The Conference Report for the 1978 amendments also indicates congressional acknowledgment and expectation that impact statements were to be prepared for those designations satisfying the requisite criteria under NEPA. The report notes in pertinent part that
Where critical habitat is specified[,] . . . . [a]ctual notice of the regulation and any environmental assessment or environmental impact statement prepared on it is required to be given to all general local governments within or adjacent to the proposed critical habitat at least 60 days prior to its effective date.
H.R. Conf. Rep. No. 1804, 95th Cong., 2d. Sess. 27 (1978), reprinted in 1978 U.S.C.C.A.N. 9484, 9494 (emphasis added).
We conclude that the legislative history does not, as Appellants contend, indicate congressional endorsement of the Secretary's announcement in the Federal Register of NEPA noncompliance or silent acquiescence in applying and extending the holding of Pacific Legal Foundation to designations of critical habitat. Instead, the available material indicates that Congress intended that the Secretary comply with NEPA when designating critical habitat under ESA when such designations constitute major federal action significantly affecting the quality of the human environment. When the environmental ramifications of such designations are unknown, we believe Congress intends that the Secretary prepare an EA leading to either a FONSI or an EIS.

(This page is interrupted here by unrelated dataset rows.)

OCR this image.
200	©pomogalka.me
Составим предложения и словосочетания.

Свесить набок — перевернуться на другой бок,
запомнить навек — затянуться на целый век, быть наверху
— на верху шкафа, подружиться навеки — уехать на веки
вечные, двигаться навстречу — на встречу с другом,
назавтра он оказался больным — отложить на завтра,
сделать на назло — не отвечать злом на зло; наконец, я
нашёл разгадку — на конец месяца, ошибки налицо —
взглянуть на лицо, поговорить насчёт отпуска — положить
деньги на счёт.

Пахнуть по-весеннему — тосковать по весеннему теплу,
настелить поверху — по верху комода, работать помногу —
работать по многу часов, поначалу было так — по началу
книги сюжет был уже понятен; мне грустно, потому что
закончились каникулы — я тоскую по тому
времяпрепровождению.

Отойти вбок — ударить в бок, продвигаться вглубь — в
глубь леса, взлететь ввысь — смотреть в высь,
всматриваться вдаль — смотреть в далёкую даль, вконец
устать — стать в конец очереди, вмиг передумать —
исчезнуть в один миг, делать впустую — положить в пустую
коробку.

III. Preliminary Injunction.
We review a district court's grant of a preliminary injunction for abuse of discretion and "examine whether the district court committed an error of law or relied on clearly erroneous fact findings." Walmer v. Dept. of Defense, 52 F.3d 851, 854 (10th Cir.), cert. denied, ___ U.S. ___, 116 S.Ct. 474 (1995). The County asserts that the Secretary's designation of critical habitat will prevent government flood control efforts thereby causing flood damage to county-owned land, roadways and bridges. An environmental injury usually is of an enduring or permanent nature, seldom remedied by money damages and generally considered irreparable. See Amoco Prod. Co. v. Village of Gambell, 480 U.S. 531, 545 (1987).
We find that the district court did not abuse its discretion in finding that the County's alleged injuries, supported by substantial evidence, constituted an imminent, irreparable injury warranting the grant of a preliminary injunction.